3. I also arranged to meet with the Civil Servants in the Neurological, Post-Infection and Inflammatory Conditions Team. They said they had to put the statement out as it was to meet a legal deadline and they wanted the information to go to the wider community before being shared with the complainants. They reported that the ‘exploration of a specialised service’ was what NHS England had felt able to agree to in the FDP and that it was NHSE who had now said this would be delayed.
We talked about turning this into an opportunity. The risks associated with waiting that long included patient safety, and that we were unclear about the criteria for a specialised service and about not having evidence of prevalence to a standard they would accept. They also said that from April 25 some specialised services had been transferred to ICBs so that was the current direction of travel. The risks of commencing this work and then finding that we fell foul of unknown criteria seemed very high and the patient community needs something sooner.
I re-iterated that the patient community had requested a meeting on patient safety and had not yet had a response. He agreed he would make this happen, so I will follow up with a request for time and date.
NHSEngland (as we are aware) is in flux – they officially ceased March 25 and are in transition with significant job losses.
Sam Jenkins raised the issue of prevalence data. He said that although 25% is a widely used figure he had not seen anything definitive about 25% based on robust data. I argued that there isn’t epidemiological data to the standard that he might want for several reasons, firstly the failure of GPs to code ME and its severity correctly, and secondly the disease burden for patients meaning they are unable to participate barely in research studies. I proposed that instead, the DHSC should work with the patient community/main charities to run a pilot of 3 to 5 years providing services for those severely affected and using this as an action research model to collect data.
Such a service might include a national virtual ward, access to a national response team of our trusted clinicians who could work alongside GPs for home-based care and hospitals where in-patient care is needed. This service would need to be somehow accredited by the NHS so that hospitals and GPs would use it for advice and guidance (a current model for GPs working with specialists). In very exceptional circumstances home visits may be required from the national team. Each ICB should then have a team of specialist nurses to support home-based care. Many who are very severely ill are only able to tolerate care by loved ones, so they would work in partnership with the specialist nurses. This model could only work if the nurses were very well trained as this expertise does not currently exist.
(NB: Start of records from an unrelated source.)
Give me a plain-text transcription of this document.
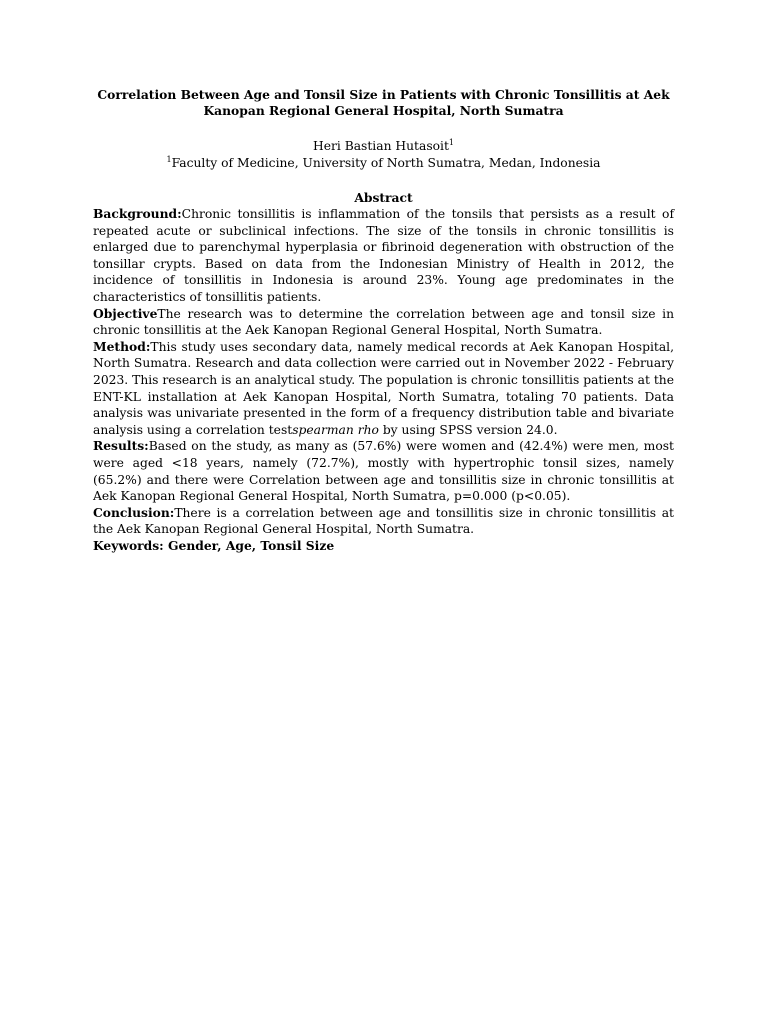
Correlation Between Age and Tonsil Size in Patients with Chronic Tonsillitis at Aek
Kanopan Regional General Hospital, North Sumatra
Heri Bastian Hutasoit$^1$
$^1$Faculty of Medicine, University of North Sumatra, Medan, Indonesia
Abstract

Background:Chronic tonsillitis is inflammation of the tonsils that persists as a result of repeated acute or subclinical infections. The size of the tonsils in chronic tonsillitis is enlarged due to parenchymal hyperplasia or fibrinoid degeneration with obstruction of the tonsillar crypts. Based on data from the Indonesian Ministry of Health in 2012, the incidence of tonsillitis in Indonesia is around 23%. Young age predominates in the characteristics of tonsillitis patients.

ObjectiveThe research was to determine the correlation between age and tonsil size in chronic tonsillitis at the Aek Kanopan Regional General Hospital, North Sumatra.

Method:This study uses secondary data, namely medical records at Aek Kanopan Hospital, North Sumatra. Research and data collection were carried out in November 2022 - February 2023. This research is an analytical study. The population is chronic tonsillitis patients at the ENT-KL installation at Aek Kanopan Hospital, North Sumatra, totaling 70 patients. Data analysis was univariate presented in the form of a frequency distribution table and bivariate analysis using a correlation testspearman rho by using SPSS version 24.0.

Results:Based on the study, as many as (57.6%) were women and (42.4%) were men, most were aged <18 years, namely (72.7%), mostly with hypertrophic tonsil sizes, namely (65.2%) and there were Correlation between age and tonsillitis size in chronic tonsillitis at Aek Kanopan Regional General Hospital, North Sumatra, p=0.000 (p<0.05).

Conclusion:There is a correlation between age and tonsillitis size in chronic tonsillitis at the Aek Kanopan Regional General Hospital, North Sumatra.

Keywords: Gender, Age, Tonsil Size
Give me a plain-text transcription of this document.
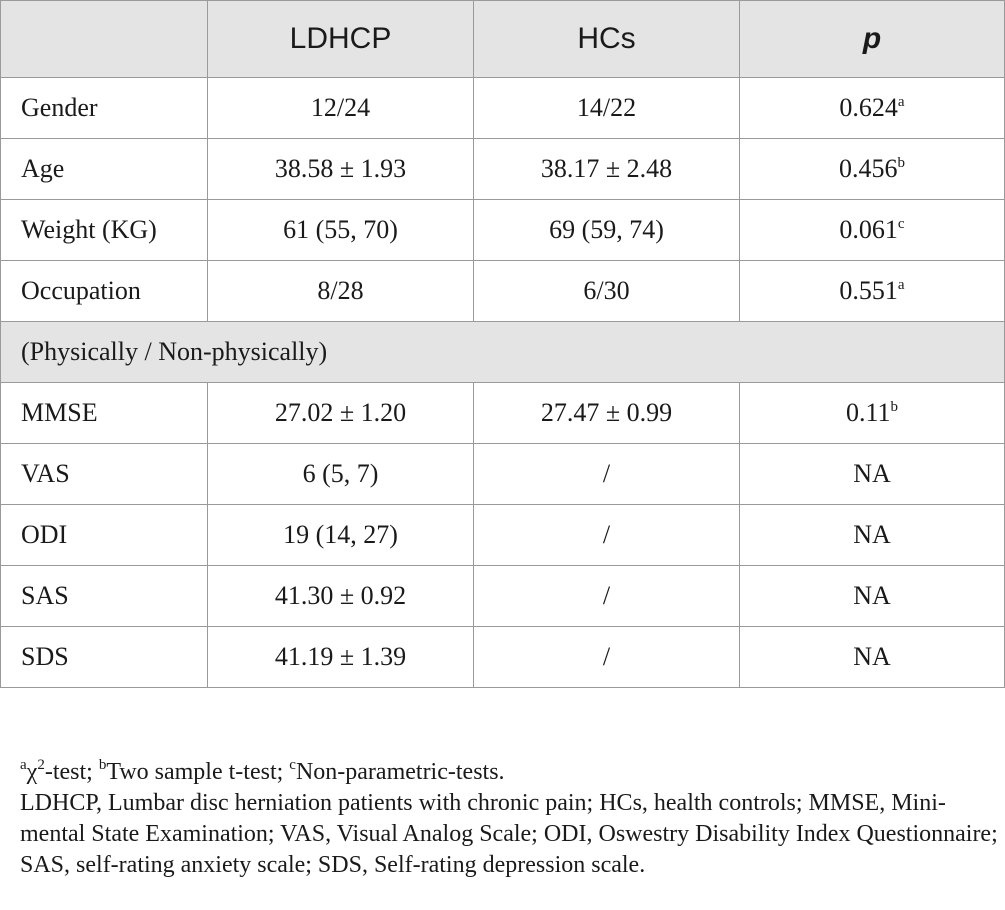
	LDHCP	HCs	p
Gender	12/24	14/22	0.624$^a$
Age	38.58 ± 1.93	38.17 ± 2.48	0.456$^b$
Weight (KG)	61 (55, 70)	69 (59, 74)	0.061$^c$
Occupation	8/28	6/30	0.551$^a$
(Physically / Non-physically)			
MMSE	27.02 ± 1.20	27.47 ± 0.99	0.11$^b$
VAS	6 (5, 7)	/	NA
ODI	19 (14, 27)	/	NA
SAS	41.30 ± 0.92	/	NA
SDS	41.19 ± 1.39	/	NA

$^a\chi^2$-test; $^b$Two sample t-test; $^c$Non-parametric-tests.

LDHCP, Lumbar disc herniation patients with chronic pain; HCs, health controls; MMSE, Mini-mental State Examination; VAS, Visual Analog Scale; ODI, Oswestry Disability Index Questionnaire; SAS, self-rating anxiety scale; SDS, Self-rating depression scale.
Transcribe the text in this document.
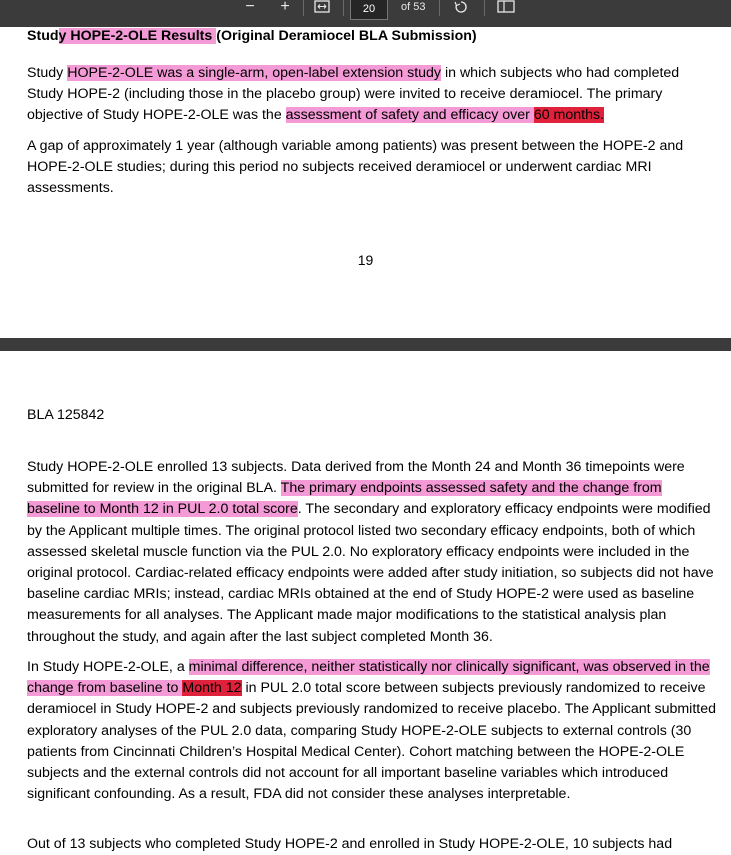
− +	20	of 53

Study HOPE-2-OLE Results (Original Deramiocel BLA Submission)

Study HOPE-2-OLE was a single-arm, open-label extension study in which subjects who had completed Study HOPE-2 (including those in the placebo group) were invited to receive deramiocel. The primary objective of Study HOPE-2-OLE was the assessment of safety and efficacy over 60 months.

A gap of approximately 1 year (although variable among patients) was present between the HOPE-2 and HOPE-2-OLE studies; during this period no subjects received deramiocel or underwent cardiac MRI assessments.

19

BLA 125842

Study HOPE-2-OLE enrolled 13 subjects. Data derived from the Month 24 and Month 36 timepoints were submitted for review in the original BLA. The primary endpoints assessed safety and the change from baseline to Month 12 in PUL 2.0 total score. The secondary and exploratory efficacy endpoints were modified by the Applicant multiple times. The original protocol listed two secondary efficacy endpoints, both of which assessed skeletal muscle function via the PUL 2.0. No exploratory efficacy endpoints were included in the original protocol. Cardiac-related efficacy endpoints were added after study initiation, so subjects did not have baseline cardiac MRIs; instead, cardiac MRIs obtained at the end of Study HOPE-2 were used as baseline measurements for all analyses. The Applicant made major modifications to the statistical analysis plan throughout the study, and again after the last subject completed Month 36.

In Study HOPE-2-OLE, a minimal difference, neither statistically nor clinically significant, was observed in the change from baseline to Month 12 in PUL 2.0 total score between subjects previously randomized to receive deramiocel in Study HOPE-2 and subjects previously randomized to receive placebo. The Applicant submitted exploratory analyses of the PUL 2.0 data, comparing Study HOPE-2-OLE subjects to external controls (30 patients from Cincinnati Children’s Hospital Medical Center). Cohort matching between the HOPE-2-OLE subjects and the external controls did not account for all important baseline variables which introduced significant confounding. As a result, FDA did not consider these analyses interpretable.

Out of 13 subjects who completed Study HOPE-2 and enrolled in Study HOPE-2-OLE, 10 subjects had
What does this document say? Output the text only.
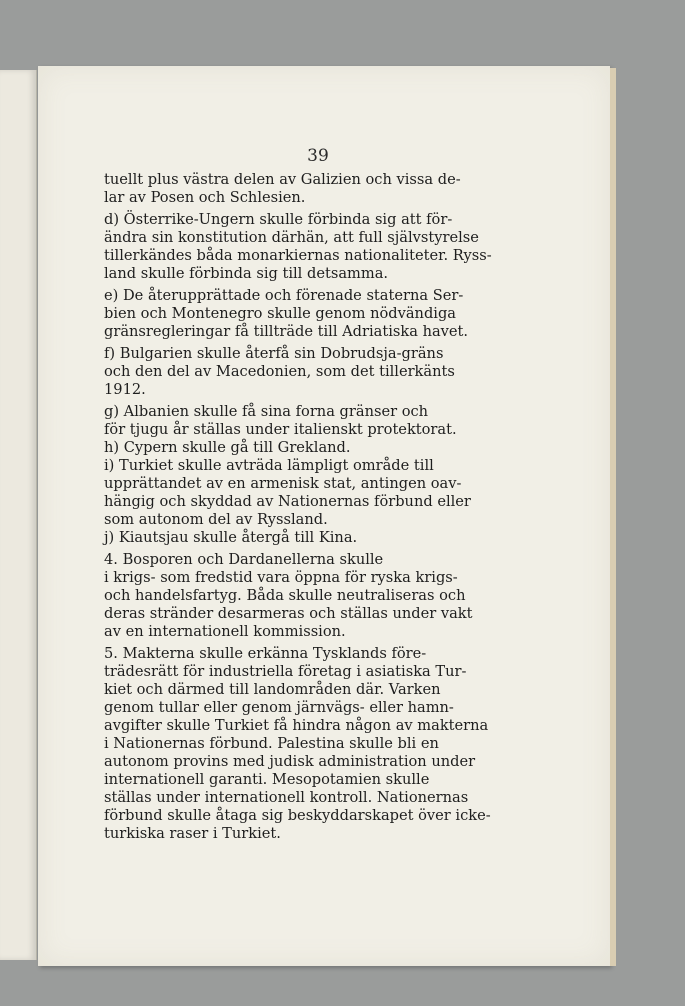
39
tuellt plus västra delen av Galizien och vissa de-
lar av Posen och Schlesien.
d) Österrike-Ungern skulle förbinda sig att för-
ändra sin konstitution därhän, att full självstyrelse
tillerkändes båda monarkiernas nationaliteter. Ryss-
land skulle förbinda sig till detsamma.
e) De återupprättade och förenade staterna Ser-
bien och Montenegro skulle genom nödvändiga
gränsregleringar få tillträde till Adriatiska havet.
f) Bulgarien skulle återfå sin Dobrudsja-gräns
och den del av Macedonien, som det tillerkänts
1912.
g) Albanien skulle få sina forna gränser och
för tjugu år ställas under italienskt protektorat.
h) Cypern skulle gå till Grekland.
i) Turkiet skulle avträda lämpligt område till
upprättandet av en armenisk stat, antingen oav-
hängig och skyddad av Nationernas förbund eller
som autonom del av Ryssland.
j) Kiautsjau skulle återgå till Kina.
4. Bosporen och Dardanellerna skulle
i krigs- som fredstid vara öppna för ryska krigs-
och handelsfartyg. Båda skulle neutraliseras och
deras stränder desarmeras och ställas under vakt
av en internationell kommission.
5. Makterna skulle erkänna Tysklands före-
trädesrätt för industriella företag i asiatiska Tur-
kiet och därmed till landområden där. Varken
genom tullar eller genom järnvägs- eller hamn-
avgifter skulle Turkiet få hindra någon av makterna
i Nationernas förbund. Palestina skulle bli en
autonom provins med judisk administration under
internationell garanti. Mesopotamien skulle
ställas under internationell kontroll. Nationernas
förbund skulle åtaga sig beskyddarskapet över icke-
turkiska raser i Turkiet.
In addition a small number of in-patients beds would be needed, possibly located in 3 regional centres with expertise. It is suggested that DHSC find out how many patients are currently accessing in-patient services and whether that data can be found over, for example, the last 3 years.
Lee was interested in this as an alternative approach to the delayed specialised commissioning non-offer from NHSE. He requested a 2-side summary to continue the discussion.
I asked whether it would be helpful to have ‘clinical’ definitions of severe and very severe as Tessa Munt MP had requested this. He agreed it would be very useful and should form a package of proposals to go out for consultation, including the newly re-draft template specification for ICBs, the Language Matters document that Forward ME has been commissioned to draft and adding this third document to the suite.